I have x-y data, which both have +/- errors (that are equal on each side). The type of data it is has normal distribution, on in both the x-y direction. At the moment we plot it either as typical x-y crosses, or using geom_rect(); but both of which have issues in demonstrating what the data represents. I am looking for a solution that would allow the each of the x-y data points to be represented as some sort of normal/Gaussian distribution (instead of just as +) as per my rough sketch below.
Below is an example data frame.
structure(list(Age = c(2003L, 1999L, 1995L, 1993L, 1993L, 1990L, 1988L, 1987L, 1985L, 1984L, 1983L, 1975L, 1974L, 1972L, 1963L, 1960L, 1959L, 1957L, 1953L, 1951L, 1951L, 1946L, 1940L, 1936L, 1930L, 1927L, 1919L, 1914L, 1906L, 1885L, 1864L, 1842L, 1830L, 1810L, 1803L, 1783L, 1762L, 1741L, 1720L, 1699L, 1678L, 1657L ), Age_error = c(1L, 2L, 1L, 1L, 1L, 1L, 1L, 2L, 1L, 1L, 1L, 4L, 2L, 2L, 2L, 3L, 5L, 3L, 3L, 4L, 6L, 4L, 8L, 5L, 7L, 5L, 10L, 14L, 17L, 23L, 21L, 20L, 53L, 67L, 30L, 30L, 30L, 30L, 30L, 30L, 30L, 30L), Value = c(0, 0.07, 0, 0.09, 0.02, 0.06, -0.02, 0.154, 0.05, 0.02, -0.03, -0.024, -0.01, -0.06, -0.15, -0.04, 0.065, -0.1, -0.09, -0.02, -0.024, -0.11, -0.081, -0.13, -0.12, -0.07, -0.16, -0.122, -0.057, -0.18, -0.095, -0.105, -0.23, -0.19, -0.178, -0.267, -0.26, -0.158, -0.079, -0.218, -0.148, -0.193), Value_error = c(0.17, 0.143, 0.18, 0.18, 0.17, 0.19, 0.18, 0.163, 0.19, 0.18, 0.18, 0.142, 0.17, 0.18, 0.17, 0.17, 0.152, 0.17, 0.17, 0.17, 0.151, 0.17, 0.154, 0.17, 0.18, 0.26, 0.17, 0.144, 0.145, 0.18, 0.153, 0.153, 0.17, 0.18, 0.144, 0.155, 0.138, 0.141, 0.157, 0.14, 0.147, 0.137)), .Names = c("Age", "Age_error", "Value", "Value_error"), class = "data.frame", row.names = c(NA, -42L))

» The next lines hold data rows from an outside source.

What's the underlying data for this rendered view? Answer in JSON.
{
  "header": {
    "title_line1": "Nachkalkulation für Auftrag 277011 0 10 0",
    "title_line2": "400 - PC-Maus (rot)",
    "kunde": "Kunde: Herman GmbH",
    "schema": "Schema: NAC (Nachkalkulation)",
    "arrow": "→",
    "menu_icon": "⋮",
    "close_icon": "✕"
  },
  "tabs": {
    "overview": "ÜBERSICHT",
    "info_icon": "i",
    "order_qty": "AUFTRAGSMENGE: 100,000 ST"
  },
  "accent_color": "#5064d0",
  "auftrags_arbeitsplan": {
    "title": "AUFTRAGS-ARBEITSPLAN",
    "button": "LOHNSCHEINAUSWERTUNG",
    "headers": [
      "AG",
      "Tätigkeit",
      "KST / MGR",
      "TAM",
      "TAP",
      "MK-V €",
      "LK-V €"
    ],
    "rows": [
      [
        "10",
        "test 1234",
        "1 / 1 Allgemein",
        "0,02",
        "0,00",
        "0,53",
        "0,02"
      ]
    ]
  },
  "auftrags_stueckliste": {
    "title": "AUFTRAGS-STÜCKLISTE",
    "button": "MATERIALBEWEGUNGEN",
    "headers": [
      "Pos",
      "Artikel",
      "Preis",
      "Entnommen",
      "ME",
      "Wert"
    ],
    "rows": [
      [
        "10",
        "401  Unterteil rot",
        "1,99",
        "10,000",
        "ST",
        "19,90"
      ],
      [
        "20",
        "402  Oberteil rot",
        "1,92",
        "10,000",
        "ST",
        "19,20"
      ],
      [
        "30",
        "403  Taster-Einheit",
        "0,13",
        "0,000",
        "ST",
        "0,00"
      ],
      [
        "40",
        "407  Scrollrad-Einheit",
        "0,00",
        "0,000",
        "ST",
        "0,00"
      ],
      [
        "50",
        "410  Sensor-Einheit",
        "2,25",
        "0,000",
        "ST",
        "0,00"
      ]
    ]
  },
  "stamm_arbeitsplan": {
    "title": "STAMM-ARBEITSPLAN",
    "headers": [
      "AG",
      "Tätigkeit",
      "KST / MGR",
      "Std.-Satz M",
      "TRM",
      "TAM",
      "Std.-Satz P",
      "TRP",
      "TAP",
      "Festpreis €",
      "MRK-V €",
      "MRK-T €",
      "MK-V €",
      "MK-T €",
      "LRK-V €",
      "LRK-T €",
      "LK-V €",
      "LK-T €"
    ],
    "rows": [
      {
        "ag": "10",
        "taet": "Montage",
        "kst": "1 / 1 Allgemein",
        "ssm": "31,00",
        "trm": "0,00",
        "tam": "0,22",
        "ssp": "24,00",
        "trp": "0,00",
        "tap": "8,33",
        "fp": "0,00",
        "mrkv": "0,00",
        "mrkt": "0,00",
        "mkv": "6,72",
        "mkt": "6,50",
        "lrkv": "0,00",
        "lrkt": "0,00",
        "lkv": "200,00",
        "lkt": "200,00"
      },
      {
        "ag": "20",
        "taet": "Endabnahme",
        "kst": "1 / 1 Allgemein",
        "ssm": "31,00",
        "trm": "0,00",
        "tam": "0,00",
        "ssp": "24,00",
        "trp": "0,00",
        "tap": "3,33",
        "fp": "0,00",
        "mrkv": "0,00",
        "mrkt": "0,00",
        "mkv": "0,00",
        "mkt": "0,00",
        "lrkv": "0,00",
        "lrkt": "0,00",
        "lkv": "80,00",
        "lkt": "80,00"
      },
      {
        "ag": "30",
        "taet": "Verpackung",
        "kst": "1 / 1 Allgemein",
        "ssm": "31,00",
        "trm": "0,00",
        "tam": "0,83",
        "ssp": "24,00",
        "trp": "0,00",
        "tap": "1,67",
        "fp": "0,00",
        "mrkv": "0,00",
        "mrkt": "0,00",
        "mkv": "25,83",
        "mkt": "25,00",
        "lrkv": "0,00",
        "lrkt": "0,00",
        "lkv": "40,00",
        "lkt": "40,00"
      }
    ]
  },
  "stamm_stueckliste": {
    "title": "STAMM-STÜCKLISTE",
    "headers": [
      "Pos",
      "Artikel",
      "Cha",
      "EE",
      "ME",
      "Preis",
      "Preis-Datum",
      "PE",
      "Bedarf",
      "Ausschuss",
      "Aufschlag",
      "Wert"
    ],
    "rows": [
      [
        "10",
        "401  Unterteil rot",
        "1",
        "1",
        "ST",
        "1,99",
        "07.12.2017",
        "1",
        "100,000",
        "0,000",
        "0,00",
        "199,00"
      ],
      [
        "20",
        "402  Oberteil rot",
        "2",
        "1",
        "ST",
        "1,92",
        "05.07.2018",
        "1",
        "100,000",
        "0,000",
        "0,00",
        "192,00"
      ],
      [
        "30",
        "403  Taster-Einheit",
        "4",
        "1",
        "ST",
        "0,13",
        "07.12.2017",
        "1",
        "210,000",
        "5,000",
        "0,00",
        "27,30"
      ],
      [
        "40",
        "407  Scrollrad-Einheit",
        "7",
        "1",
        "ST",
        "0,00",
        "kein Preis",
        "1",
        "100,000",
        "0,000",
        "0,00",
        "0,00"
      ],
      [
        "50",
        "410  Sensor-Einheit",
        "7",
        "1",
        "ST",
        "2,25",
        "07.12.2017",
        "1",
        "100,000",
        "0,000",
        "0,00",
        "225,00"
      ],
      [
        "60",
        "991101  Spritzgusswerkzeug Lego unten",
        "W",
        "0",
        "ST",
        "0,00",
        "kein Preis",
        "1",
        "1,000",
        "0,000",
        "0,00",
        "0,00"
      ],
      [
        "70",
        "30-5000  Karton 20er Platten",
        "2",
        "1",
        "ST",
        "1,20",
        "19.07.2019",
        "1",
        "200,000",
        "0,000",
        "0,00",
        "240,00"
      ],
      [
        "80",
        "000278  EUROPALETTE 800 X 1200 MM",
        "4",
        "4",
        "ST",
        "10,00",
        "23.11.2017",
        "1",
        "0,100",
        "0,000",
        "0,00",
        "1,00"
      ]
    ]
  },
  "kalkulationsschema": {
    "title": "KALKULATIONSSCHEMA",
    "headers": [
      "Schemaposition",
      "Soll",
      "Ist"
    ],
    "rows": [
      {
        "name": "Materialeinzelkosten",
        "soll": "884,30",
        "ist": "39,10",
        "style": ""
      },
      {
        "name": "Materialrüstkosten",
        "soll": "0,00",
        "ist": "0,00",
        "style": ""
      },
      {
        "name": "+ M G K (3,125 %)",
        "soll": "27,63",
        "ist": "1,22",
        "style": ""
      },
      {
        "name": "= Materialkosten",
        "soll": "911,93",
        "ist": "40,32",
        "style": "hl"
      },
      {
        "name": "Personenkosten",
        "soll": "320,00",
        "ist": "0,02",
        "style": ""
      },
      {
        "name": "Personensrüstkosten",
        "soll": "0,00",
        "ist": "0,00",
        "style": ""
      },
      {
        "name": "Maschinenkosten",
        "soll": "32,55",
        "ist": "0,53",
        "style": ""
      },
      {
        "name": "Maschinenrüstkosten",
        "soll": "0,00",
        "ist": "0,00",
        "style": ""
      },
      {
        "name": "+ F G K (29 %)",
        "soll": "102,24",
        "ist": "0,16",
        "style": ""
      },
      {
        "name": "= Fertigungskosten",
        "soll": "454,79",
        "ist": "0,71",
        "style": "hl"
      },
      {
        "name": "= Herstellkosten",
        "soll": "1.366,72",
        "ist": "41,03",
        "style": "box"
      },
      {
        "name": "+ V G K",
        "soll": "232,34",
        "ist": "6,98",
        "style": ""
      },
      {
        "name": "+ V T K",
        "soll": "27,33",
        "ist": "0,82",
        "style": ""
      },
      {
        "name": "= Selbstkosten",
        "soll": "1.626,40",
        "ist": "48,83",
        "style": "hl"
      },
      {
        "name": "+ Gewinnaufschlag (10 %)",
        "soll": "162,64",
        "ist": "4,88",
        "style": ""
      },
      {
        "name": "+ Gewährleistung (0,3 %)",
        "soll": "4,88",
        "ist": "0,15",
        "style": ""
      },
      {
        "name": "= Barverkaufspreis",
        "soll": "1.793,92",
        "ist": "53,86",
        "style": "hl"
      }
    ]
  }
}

This is the sort of code I am using to just get a typical x-y error plot for this data frame.
ggplot() + geom_linerange(data=mydata, aes(y=Value, x=Age, xmin=Age-Age_error, xmax=Age+Age_error, ymin=Value-Value_error, ymax=Value+Value_error)) + geom_errorbarh(data=mydata, aes(y=Value, x=Age, xmin=Age-Age_error, xmax=Age+Age_error, ymin=Value-Value_error, ymax=Value+Value_error))
I haven't found a function yet to do x-y normal distribution type plots and there might not be one, but thought someone might have some ideas! Many thanks in advance.